A few months ago, I was chatting with my uncle when he mentions that “Hey I have an old BMW that I have not touched in probably 15 years.” being the car crazed BMW enthusiast I am, I was immediately doomed to this story from that exact moment. “…What is it?” I asked. He said it was some little blue one from the 70s or something. I respond knowing its a 2002. Now very confused why, after years of being way into cars, he remembered a car he owns just now….
He lets me know the full story. You see he is a lawyer and a client of his way back couldn’t pay him directly so he accepted this 2002 in trade for services back in the year 2000 or so. At some point after driving it around for a year or two it needed work. He sent it to a friend who was a mechanic and it was never worked on….
So there is sat. OUTSIDE in New England for 15 years. Backlot of a dealership for Chrysler products. It is a wonder that it was not sent to the crusher by the owner of the place.
With very little idea of if it ran or even what it looked like me and a friend of mine set off to see if we could get it running and back to my place.
This is how we found it. Stuck in the weeds, wet carpet, covered in nasty. And oh yeah maggots in the fuel filter? Yeah….. It was rough. We cleaned it up a bit putting in a new fuel filter, battery, and some fresh gas. Being a carburetor car, and us having very little knowledge of them, it took some trial and error cleaning out parts that had not run gas in 15 years. But after a while the thing started!
It would start and run all day but would not like to be revved up. So it wouldn’t drive. It was getting dark so we decided to load it up on the trailer and bring it home to have a look another time.
Over the next few weeks I went through the car trying to revive it the best I could. Not a full restoration right now, just running and driving safely to have something to give back to my uncle and hopefully spark his interest in it again. Cars like this shouldn’t be forgotten and he could repair it at his leisure.
First order of business was a full carb rebuild. Again, my first time with something like this (damn millennials) but fortunately they are super simple, and after a bunch of trial and error the Webber aftermarket carb was all cleaned out. The main issue was that the fast jets were totally clogged with 15 years of decayed pine tree needles. That can happen.
Everything else on the car was remarkably good condition for being 42 years old. It is a 1976 after all. First drives found that the car overheats pretty quick and has a major stumble as you try to rev it out. More tuning and maintenance to go then!

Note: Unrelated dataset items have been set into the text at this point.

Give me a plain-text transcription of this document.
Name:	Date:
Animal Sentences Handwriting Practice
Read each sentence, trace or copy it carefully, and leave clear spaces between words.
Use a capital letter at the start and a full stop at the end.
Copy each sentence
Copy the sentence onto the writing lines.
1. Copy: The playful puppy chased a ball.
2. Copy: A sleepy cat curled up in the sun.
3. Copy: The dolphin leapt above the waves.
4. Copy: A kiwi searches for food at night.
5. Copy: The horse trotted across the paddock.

With many radiator flushes (and even flushing the block out later), the overheating was mostly cured. A new radiator would be best.
Sure enough it needed it!
At this point there was only one problem left…. The floors. Sitting for this long and being this old outside the rubber seals are gone. Because of this the floor must have been filled with water every time it rained. Because of this the front floors were uh how you say, gone.
Somehow this was just about the only rusty parts of the car…. Some bubbling on the lower part of the doors (as seen in some of the pictures). This made for a easy fix. Very square car made for easy patch panes to be made from Home Depot Motorsports. Real patch panels are available online, but I was trying to be very budget with this revival. And then….I got an idea. It didn’t seem like a good one but then again….it was a GREAT idea. More on that in Part 2. For now, the car was running and driving, and more or less structurally sound. It was a blast from the past, and registered for the road. A pretty drastic change from how it looked when I dragged it out of the weeds a few short months before.